Multi-modality imaging instrumentation has evolved dramatically during the past decade. Combined SPECT/CT, PET/CT and, lately, PET/MR have revolutionized imaging and medical diagnosis. In these times of limited resources in healthcare and rapidly increasing radiation awareness, any predictions for future developments of PET/MR technology must take into account a variety of aspects, ranging from cost-­effectiveness to overall radiation dose. While technological innovation, such as PET/MR, always pairs with enthusiasm and public interest, subsequent commercial systems must be affordable and strategies for their clinical implementation must be assessed for their health benefit to justify their pursuit within a local or global healthcare system [88]. The impressive advances in imaging technology of the past decade came at a cost, but at what point do these advances become cost-effective? Whole-body PET examinations that took 1 h at the start of the last decade now take 5 min on PET/CT; the actual imaging takes only a fraction of the time needed for patient preparation and positioning or reporting the study. Does the increased wealth of available information from the MR make up for the increased examination time?

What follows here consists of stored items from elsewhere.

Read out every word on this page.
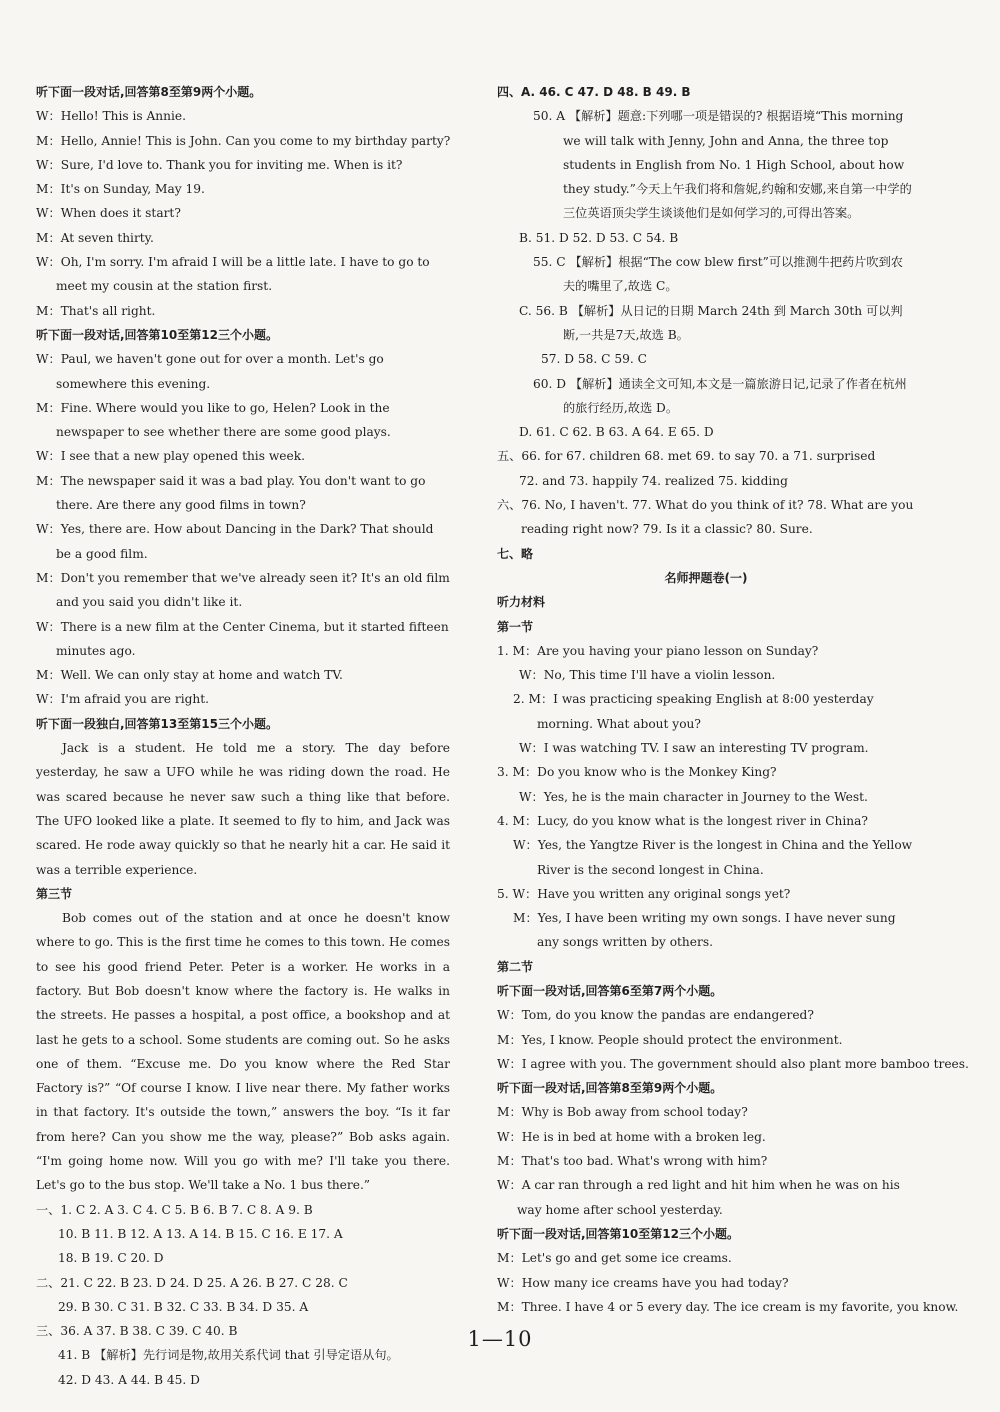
听下面一段对话,回答第8至第9两个小题。
W：Hello! This is Annie.
M：Hello, Annie! This is John. Can you come to my birthday party?
W：Sure, I'd love to. Thank you for inviting me. When is it?
M：It's on Sunday, May 19.
W：When does it start?
M：At seven thirty.
W：Oh, I'm sorry. I'm afraid I will be a little late. I have to go to meet my cousin at the station first.
M：That's all right.
听下面一段对话,回答第10至第12三个小题。
W：Paul, we haven't gone out for over a month. Let's go somewhere this evening.
M：Fine. Where would you like to go, Helen? Look in the newspaper to see whether there are some good plays.
W：I see that a new play opened this week.
M：The newspaper said it was a bad play. You don't want to go there. Are there any good films in town?
W：Yes, there are. How about Dancing in the Dark? That should be a good film.
M：Don't you remember that we've already seen it? It's an old film and you said you didn't like it.
W：There is a new film at the Center Cinema, but it started fifteen minutes ago.
M：Well. We can only stay at home and watch TV.
W：I'm afraid you are right.
听下面一段独白,回答第13至第15三个小题。
Jack is a student. He told me a story. The day before yesterday, he saw a UFO while he was riding down the road. He was scared because he never saw such a thing like that before. The UFO looked like a plate. It seemed to fly to him, and Jack was scared. He rode away quickly so that he nearly hit a car. He said it was a terrible experience.
第三节
Bob comes out of the station and at once he doesn't know where to go. This is the first time he comes to this town. He comes to see his good friend Peter. Peter is a worker. He works in a factory. But Bob doesn't know where the factory is. He walks in the streets. He passes a hospital, a post office, a bookshop and at last he gets to a school. Some students are coming out. So he asks one of them. “Excuse me. Do you know where the Red Star Factory is?” “Of course I know. I live near there. My father works in that factory. It's outside the town,” answers the boy. “Is it far from here? Can you show me the way, please?” Bob asks again. “I'm going home now. Will you go with me? I'll take you there. Let's go to the bus stop. We'll take a No. 1 bus there.”
一、1. C 2. A 3. C 4. C 5. B 6. B 7. C 8. A 9. B
10. B 11. B 12. A 13. A 14. B 15. C 16. E 17. A
18. B 19. C 20. D
二、21. C 22. B 23. D 24. D 25. A 26. B 27. C 28. C
29. B 30. C 31. B 32. C 33. B 34. D 35. A
三、36. A 37. B 38. C 39. C 40. B
41. B 【解析】先行词是物,故用关系代词 that 引导定语从句。
42. D 43. A 44. B 45. D
四、A. 46. C 47. D 48. B 49. B
50. A 【解析】题意:下列哪一项是错误的? 根据语境“This morning we will talk with Jenny, John and Anna, the three top students in English from No. 1 High School, about how they study.”今天上午我们将和詹妮,约翰和安娜,来自第一中学的三位英语顶尖学生谈谈他们是如何学习的,可得出答案。
B. 51. D 52. D 53. C 54. B
55. C 【解析】根据“The cow blew first”可以推测牛把药片吹到农夫的嘴里了,故选 C。
C. 56. B 【解析】从日记的日期 March 24th 到 March 30th 可以判断,一共是7天,故选 B。
57. D 58. C 59. C
60. D 【解析】通读全文可知,本文是一篇旅游日记,记录了作者在杭州的旅行经历,故选 D。
D. 61. C 62. B 63. A 64. E 65. D
五、66. for 67. children 68. met 69. to say 70. a 71. surprised
72. and 73. happily 74. realized 75. kidding
六、76. No, I haven't. 77. What do you think of it? 78. What are you reading right now? 79. Is it a classic? 80. Sure.
七、略
名师押题卷(一)
听力材料
第一节
1. M：Are you having your piano lesson on Sunday?
W：No, This time I'll have a violin lesson.
2. M：I was practicing speaking English at 8:00 yesterday morning. What about you?
W：I was watching TV. I saw an interesting TV program.
3. M：Do you know who is the Monkey King?
W：Yes, he is the main character in Journey to the West.
4. M：Lucy, do you know what is the longest river in China?
W：Yes, the Yangtze River is the longest in China and the Yellow River is the second longest in China.
5. W：Have you written any original songs yet?
M：Yes, I have been writing my own songs. I have never sung any songs written by others.
第二节
听下面一段对话,回答第6至第7两个小题。
W：Tom, do you know the pandas are endangered?
M：Yes, I know. People should protect the environment.
W：I agree with you. The government should also plant more bamboo trees.
听下面一段对话,回答第8至第9两个小题。
M：Why is Bob away from school today?
W：He is in bed at home with a broken leg.
M：That's too bad. What's wrong with him?
W：A car ran through a red light and hit him when he was on his way home after school yesterday.
听下面一段对话,回答第10至第12三个小题。
M：Let's go and get some ice creams.
W：How many ice creams have you had today?
M：Three. I have 4 or 5 every day. The ice cream is my favorite, you know.
1—10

The radiation dose to the patient incurred by PET/CT is clearly an issue. Although the ALARA (as low as reasonably achievable) principle is sound advice, there are clearly groups of cancer-sufferers such as those in children and young adults where the probability of inducing a second, radiation-­associated cancer exceeds the benefits that can be accrued from the study. Different imaging strategies should then be adopted, such as MRI, optical imaging or ultrasound.

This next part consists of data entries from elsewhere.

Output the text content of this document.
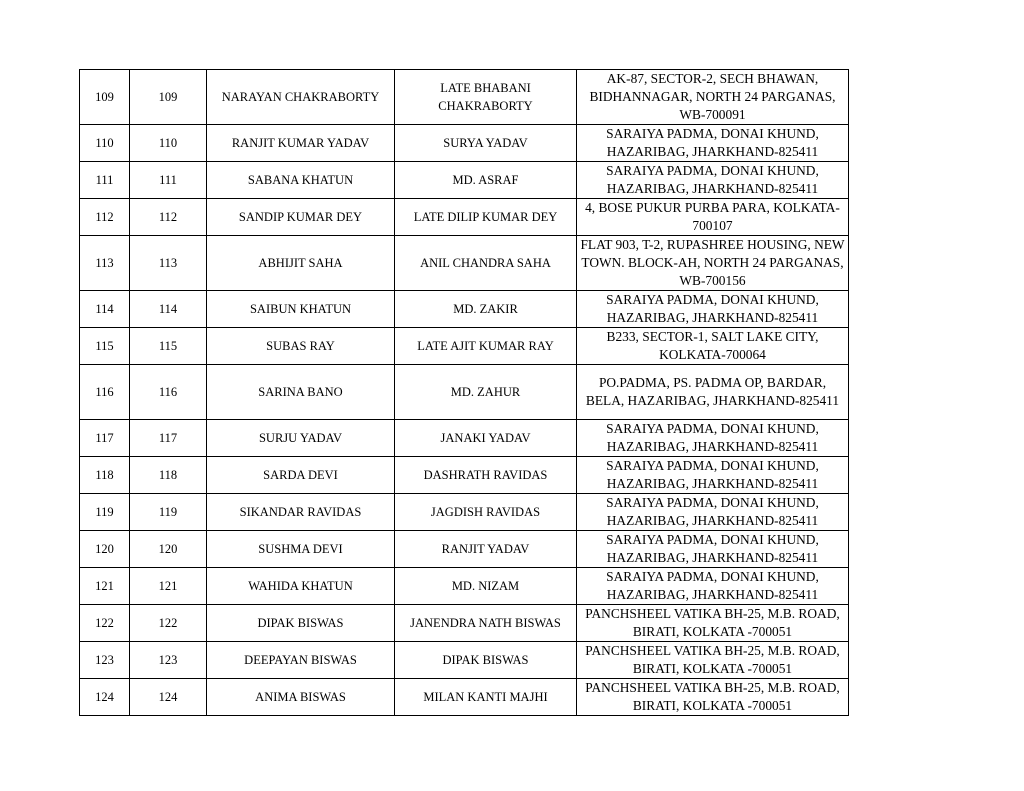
109	109	NARAYAN CHAKRABORTY	LATE BHABANI CHAKRABORTY	AK-87, SECTOR-2, SECH BHAWAN, BIDHANNAGAR, NORTH 24 PARGANAS, WB-700091
110	110	RANJIT KUMAR YADAV	SURYA YADAV	SARAIYA PADMA, DONAI KHUND, HAZARIBAG, JHARKHAND-825411
111	111	SABANA KHATUN	MD. ASRAF	SARAIYA PADMA, DONAI KHUND, HAZARIBAG, JHARKHAND-825411
112	112	SANDIP KUMAR DEY	LATE DILIP KUMAR DEY	4, BOSE PUKUR PURBA PARA, KOLKATA-700107
113	113	ABHIJIT SAHA	ANIL CHANDRA SAHA	FLAT 903, T-2, RUPASHREE HOUSING, NEW TOWN. BLOCK-AH, NORTH 24 PARGANAS, WB-700156
114	114	SAIBUN KHATUN	MD. ZAKIR	SARAIYA PADMA, DONAI KHUND, HAZARIBAG, JHARKHAND-825411
115	115	SUBAS RAY	LATE AJIT KUMAR RAY	B233, SECTOR-1, SALT LAKE CITY, KOLKATA-700064
116	116	SARINA BANO	MD. ZAHUR	PO.PADMA, PS. PADMA OP, BARDAR, BELA, HAZARIBAG, JHARKHAND-825411
117	117	SURJU YADAV	JANAKI YADAV	SARAIYA PADMA, DONAI KHUND, HAZARIBAG, JHARKHAND-825411
118	118	SARDA DEVI	DASHRATH RAVIDAS	SARAIYA PADMA, DONAI KHUND, HAZARIBAG, JHARKHAND-825411
119	119	SIKANDAR RAVIDAS	JAGDISH RAVIDAS	SARAIYA PADMA, DONAI KHUND, HAZARIBAG, JHARKHAND-825411
120	120	SUSHMA DEVI	RANJIT YADAV	SARAIYA PADMA, DONAI KHUND, HAZARIBAG, JHARKHAND-825411
121	121	WAHIDA KHATUN	MD. NIZAM	SARAIYA PADMA, DONAI KHUND, HAZARIBAG, JHARKHAND-825411
122	122	DIPAK BISWAS	JANENDRA NATH BISWAS	PANCHSHEEL VATIKA BH-25, M.B. ROAD, BIRATI, KOLKATA -700051
123	123	DEEPAYAN BISWAS	DIPAK BISWAS	PANCHSHEEL VATIKA BH-25, M.B. ROAD, BIRATI, KOLKATA -700051
124	124	ANIMA BISWAS	MILAN KANTI MAJHI	PANCHSHEEL VATIKA BH-25, M.B. ROAD, BIRATI, KOLKATA -700051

The commendable drive to reduce radiation exposure to patients has fostered an interest in a combination of PET with MRI. However, it is fair to assume that as long as diseases such as cancer and dementia remain primarily diseases of the elderly, the benefits of nuclear and X-ray imaging will largely outweigh the risks.

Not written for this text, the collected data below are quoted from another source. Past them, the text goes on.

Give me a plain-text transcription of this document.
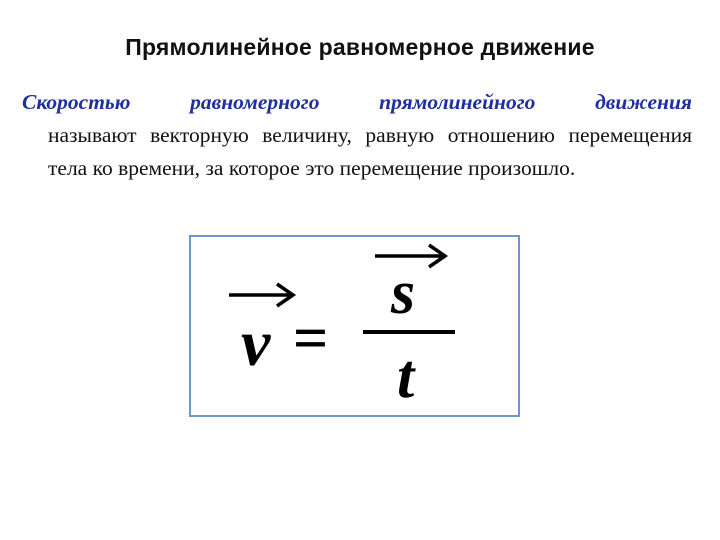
Прямолинейное равномерное движение
Скоростью равномерного прямолинейного движения
называют векторную величину, равную отношению перемещения тела ко времени, за которое это перемещение произошло.
v =
s
t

Will the coming decade witness the replacement of PET/CT by PET/MRI? Some believe it will, just as in the 1980s there were those who predicted that MRI would replace CT within 5 years. Of course that never happened, as both techniques have strengths and weaknesses and they have each found their niche in the medical imaging armamentarium. The same is likely true of PET/CT and PET/MRI—the technical challenges will be solved and simultaneous acquisition of MRI and PET will undoubtedly open new doors in clinical research and eventually also in the clinic.